La sénatrice LR Jacqueline Eustache-Brinio, connue pour son islamophobie décomplexée et opposée à la constitutionnalisation de l’IVG, a sorti en mars son rapport sur la « transidentification des mineurs ». Elle a également déposé une proposition de loi pour interdire l’accès aux soins aux personnes trans de moins de 18 ans. Le rapport, fort de 370 pages (à grand coup de copier-coller) n’a pas été conçu pour être lu – le document de « synthèse et conclusion » de huit pages est là pour ça. Son vrai rôle est de servir de totem de légitimité pour disséminer de la désinformation dans les médias, en espérant déclencher une panique morale. Pour l’instant, celle-ci ne semble pas avoir pris. Cependant, petit à petit, ces discours plantent des graines chez les personnes non informées.
Il va donc falloir travailler à désherber tout ça. Ce rapport, que nous apprend- il ? Plein de choses que l’on savait déjà ! Tout d’abord, qu’il n’a pas été rédigé par la sénatrice. C’est l’Observatoire de la Petite Sirène (OPS), une organisation opposée aux droits des personnes trans, qui a tout fait : du choix des personnes à auditionner, aux auditions elles-mêmes, jusqu’à la rédaction du rapport. Si cela est évident à sa lecture, l’OPS nous a même fait le plaisir de l’avouer [1]. Ensuite, qu’ils – l’OPS donc – cachent bien mal leur jeu. Mme Eustache-Brinio prétend sur BFM qu’elle ne vise pas les adultes trans, mais le rapport argumente pour l’interdiction des transitions jusqu’à 25 ans, revendication assumée de l’OPS (et qui même là n’est qu’une étape).
De même, l’introduction prétend faire la différence entre les « vrais trans » et les jeunes « victimes de contagion sociale » (théorie maintes fois discréditée), qualifiés par le terme dégradant de « transidentifiés ». Ce terme est ensuite employé pour toutes les personnes trans mentionnées dans le rapport, sous-entendant que les « vrais trans » n’existent pas.
Un travail pré-mâché à l’international
Surtout, ce rapport achève de prouver les liens entre l’OPS et le reste du réseau transphobe inter- national, dont beaucoup de membres connus ont été auditionnés. Figurent par exemple dans cette liste au moins quatre membres de la « Society for Evidence based Gender Medicine » (SEGM), le groupe anti-trans le plus central de ce réseau, fondé par les mêmes évangélistes intégristes qui se battent contre l’IVG aux États-Unis.

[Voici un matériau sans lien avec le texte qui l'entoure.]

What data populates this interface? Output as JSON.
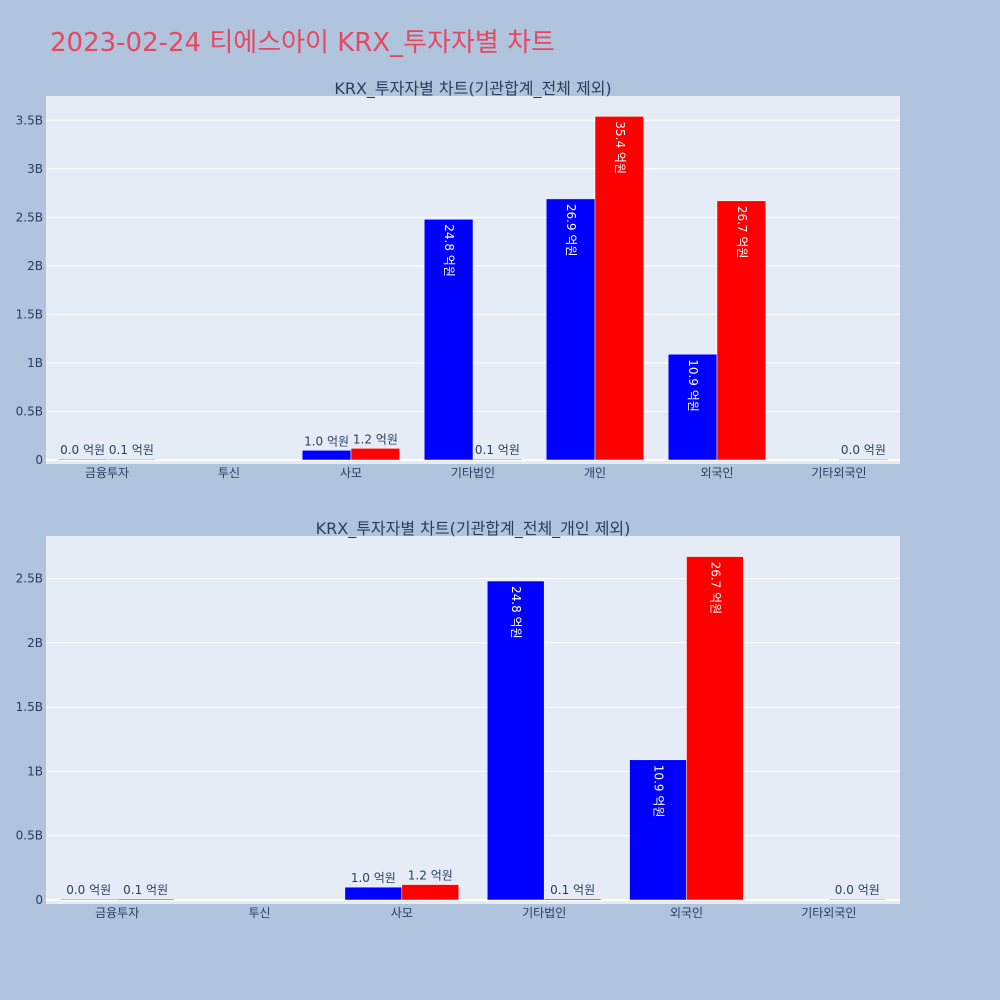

On y trouve aussi Genspect (Royaume-Uni) et « l’Association pour une Approche Mesurée des Questionnements de Genre chez les Jeunes » (AMQG, Suisse). Ces organisations et leurs alliées ont développé des stratégies pour faire avancer leurs idées réactionnaires : production de documentaires, conception d’études « scientifiques » biaisées, embrigadement de parents qui rejettent leur enfant trans, infiltration dans les structures de santé, collabo- ration avec des « féministes », escalade progressive des revendications… Leur dernier fait d’arme : la Cass Review, une revue de littérature biaisée sortie le 9 avril sur commande de la National Health Service (NHS), qui rejette 98 % des études sérieuses pour conclure au rejet des soins aux personnes trans de moins de 25 ans.
Le rapport de LR ne fait donc que reprendre le travail et les techniques des transphobes à l’international. On y retrouve les mêmes pseudo-études. Par exemple, celles de Kenneth Zucker, psychologue canadien, qui prétend que 80 % des jeunes trans finissent par détransitionner.
En réalité, la grande majorité de sa cohorte n’a jamais été trans, mais a été amenée à sa clinique pour des « troubles » tels qu’être trop féminins ou masculines ou préférer les « mauvais » jouets. Pire, une enquête en 2015 a démontré qu’il faisait subir des thérapies de conversion et se livrait à des abus sexuels sur mineurs ; il a été licencié et sa clinique a été fermée. Aujourd’hui, il parade dans les milieux transphobes et a été auditionné comme si de rien n’était pour le rapport de LR.
Un autre exemple : le chiffre de 84 % de médecins français qui s’opposeraient aux traitements hormonaux pour les mineurs vient d’un sondage sur un blog où tout le monde peut s’autodéclarer professionnel de santé pour répondre. Plus c’est gros, plus ça passe ! À ce titre notons les seize pages d’argumentaire de l’association d’extrême-droite SOS Éducation, qui présente la Dilcrah, le Défenseur des Droits et Santé Publique France comme des « associations militantes transidentitaires ».
Si le rapport donne la parole à cinq membres d’associations trans, c’est pour ne pas en tenir compte voire relayer leurs propos à leur sauce. Surtout, ils et elles sont enseveli·es sous les 30 à 40 auditions de personnes directement opposées à la transidentité, dont la majorité étaient déjà publiquement connues pour cet engagement. Sept font même partie de l’OPS et douze sont invitées à leur prochain colloque.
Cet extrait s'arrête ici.